Non-melanoma skin cancers (NMSC) – basal cell carcinomas and squamous cell carcinomas – account for about 90 per cent of skin cancers and are more common in the over-70s. Melanomas are much rarer but more dangerous as they can metastasise and be fatal. NMSCs and early-stage melanomas are treated via surgical excision.
Sunburn is a clear sign that the DNA in skin cells has been damaged by too much UV radiation. Getting sunburnt just once every two years can triple the risk of melanoma skin cancer, compared to never being burnt.1 However, there can be a long time lag – skin cancers may not develop until 10 or 20 years after the excessive exposure. A booklet (with pictures) to help identify skin cancers can be downloaded from the Skcin website.

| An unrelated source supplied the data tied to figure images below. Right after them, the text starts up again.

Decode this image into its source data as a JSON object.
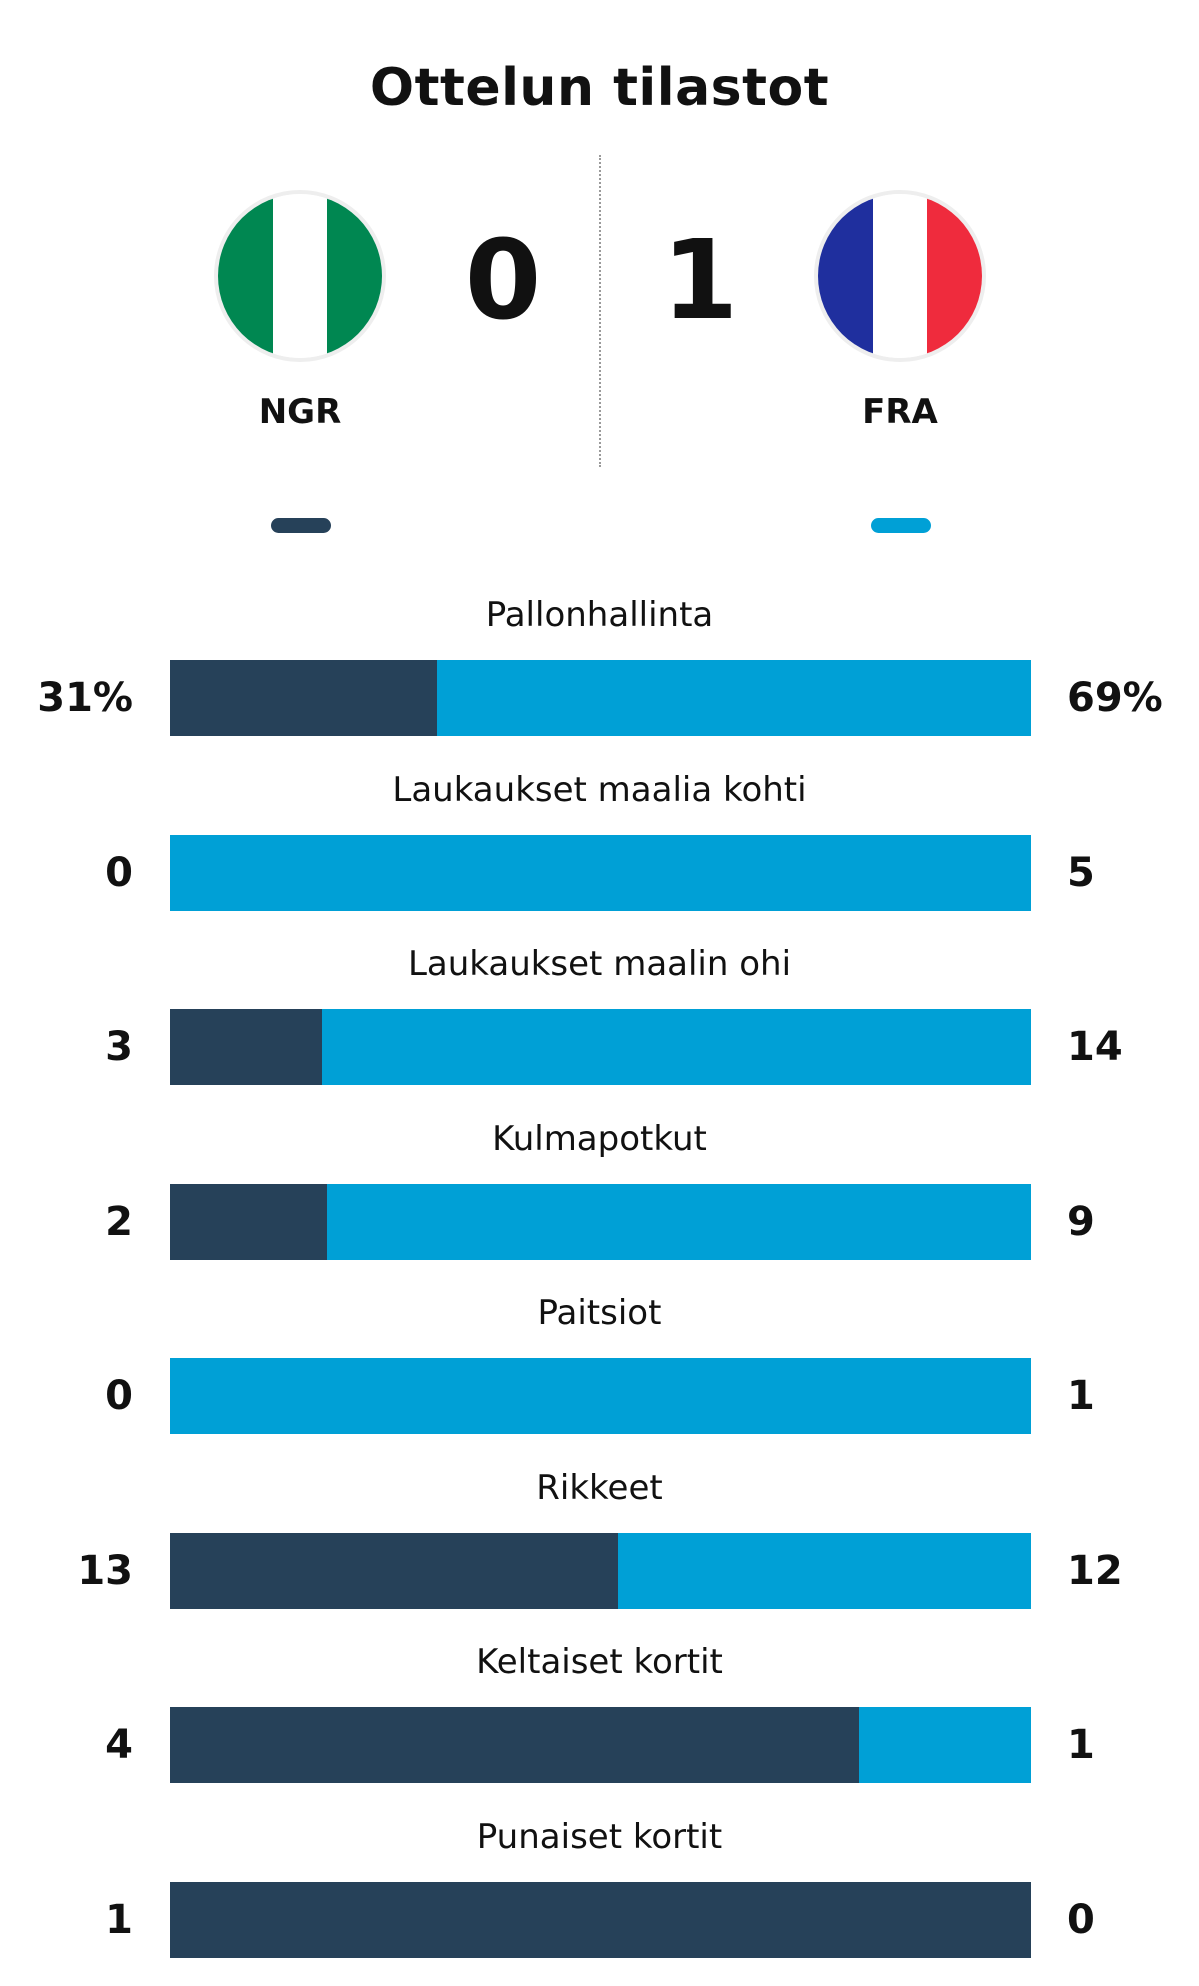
{
  "title": "Ottelun tilastot",
  "colors": {
    "home_bar": "#264159",
    "away_bar": "#00a0d6"
  },
  "home": {
    "code": "NGR",
    "score": "0",
    "flag_icon": "nigeria-flag-icon",
    "flag_stripes": [
      "#008751",
      "#ffffff",
      "#008751"
    ]
  },
  "away": {
    "code": "FRA",
    "score": "1",
    "flag_icon": "france-flag-icon",
    "flag_stripes": [
      "#1f2f9e",
      "#ffffff",
      "#ef2b3d"
    ]
  },
  "stats": [
    {
      "label": "Pallonhallinta",
      "home": "31%",
      "away": "69%",
      "home_share": 0.31
    },
    {
      "label": "Laukaukset maalia kohti",
      "home": "0",
      "away": "5",
      "home_share": 0.0
    },
    {
      "label": "Laukaukset maalin ohi",
      "home": "3",
      "away": "14",
      "home_share": 0.176
    },
    {
      "label": "Kulmapotkut",
      "home": "2",
      "away": "9",
      "home_share": 0.182
    },
    {
      "label": "Paitsiot",
      "home": "0",
      "away": "1",
      "home_share": 0.0
    },
    {
      "label": "Rikkeet",
      "home": "13",
      "away": "12",
      "home_share": 0.52
    },
    {
      "label": "Keltaiset kortit",
      "home": "4",
      "away": "1",
      "home_share": 0.8
    },
    {
      "label": "Punaiset kortit",
      "home": "1",
      "away": "0",
      "home_share": 1.0
    }
  ]
}
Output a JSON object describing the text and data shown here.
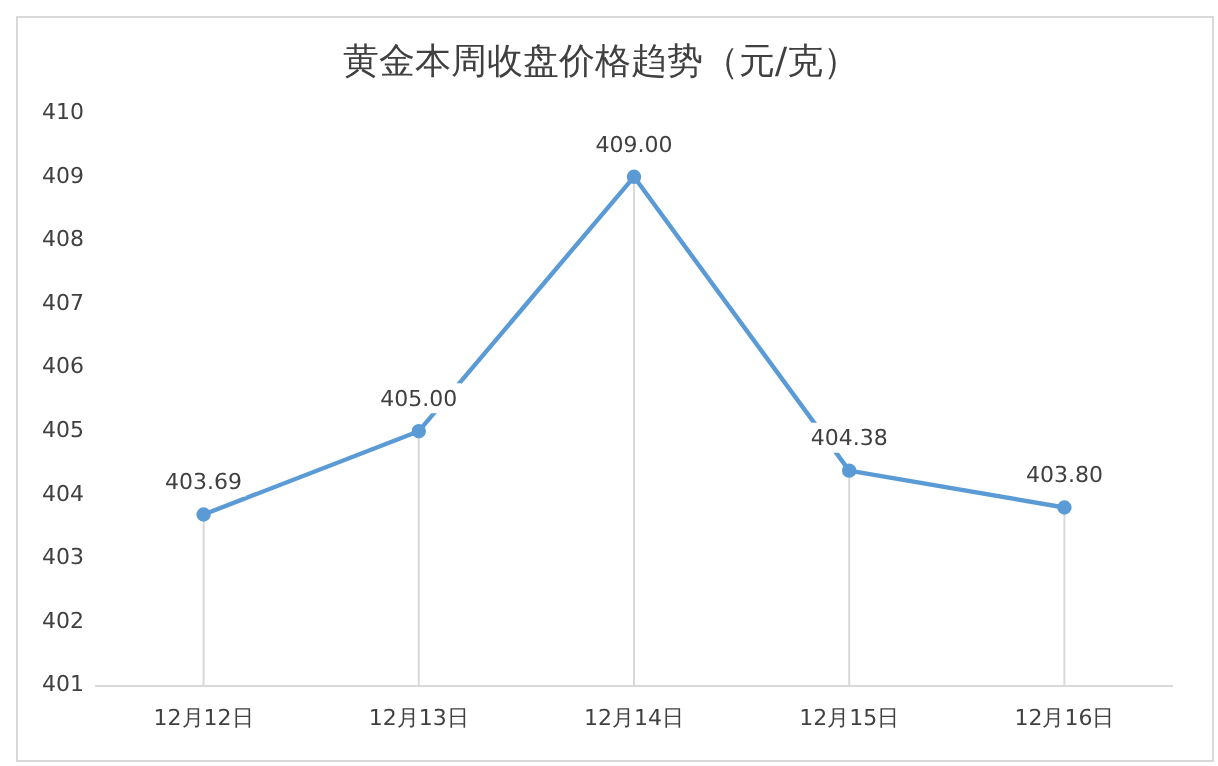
{
  "chart_data": {
    "type": "line",
    "title": "黄金本周收盘价格趋势（元/克）",
    "categories": [
      "12月12日",
      "12月13日",
      "12月14日",
      "12月15日",
      "12月16日"
    ],
    "series": [
      {
        "color": "#5b9bd5",
        "values": [
          403.69,
          405.0,
          409.0,
          404.38,
          403.8
        ],
        "value_labels": [
          "403.69",
          "405.00",
          "409.00",
          "404.38",
          "403.80"
        ]
      }
    ],
    "ylim": [
      401,
      410
    ],
    "yticks": [
      401,
      402,
      403,
      404,
      405,
      406,
      407,
      408,
      409,
      410
    ],
    "grid": "x",
    "legend": false,
    "marker": "circle",
    "line_style": "solid"
  }
}
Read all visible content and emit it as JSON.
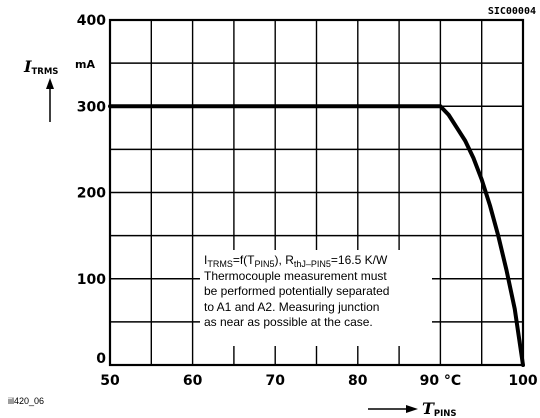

The main preventable cause of skin cancer is excessive exposure to UV light from sunlight or other sources (e.g. UV tanning beds).
Some people are at greater risk than others (e.g. those with pale skin, often associated with blue eyes and blonde or red hair and those with a personal or family history of skin cancer). Other risk factors include frequent or intense exposure to UV radiation (e.g. outdoor work and sunbed use), immunosuppression (e.g. organ transplant recipients), large numbers of freckles or moles, extremes of age and exposure to chemicals (e.g. petroleum products).
Organ transplant recipients
Organ transplant recipients are immuno-suppressed and at high risk of developing actinic keratoses (AKs) that can be precursors of skin cancer. They need to use year-round, high-factor sunscreens on all exposed skin and should take nicotinamide 500mg twice daily to prevent AK and NMSC.2
Vitamin D levels
Adequate vitamin D levels are thought to have a protective effect, decreasing melanoma cancer risk and mortality.3 Sunscreens and sun-avoidance can result in vitamin D deficiency. Vitamin D doses of 800-4000IU/day (depending on circumstances and needs) are recommended.4
Lyme disease campaign
May sees Lyme Disease UK holding its annual Wake Up To Lyme monthly campaign to raise awareness of the importance of tick bite prevention and what to do if bitten by a tick. Useful information on the website (lymediseaseuk.com) includes:
- Key considerations and photo examples to help diagnose Lyme disease
- A Wake Up To Lyme awareness pack, which includes posters, leaflets, tick cards and suggested posts that can be used on X (Twitter)
- An animation that can be played in-store on a digital screen.
The Royal College of General Practitioners website also has a Lyme Disease e-learning toolkit (elearning.rcgp.org.uk), which is available for other healthcare professionals to access (note: you will need to register on the website to be able to access the e-learning).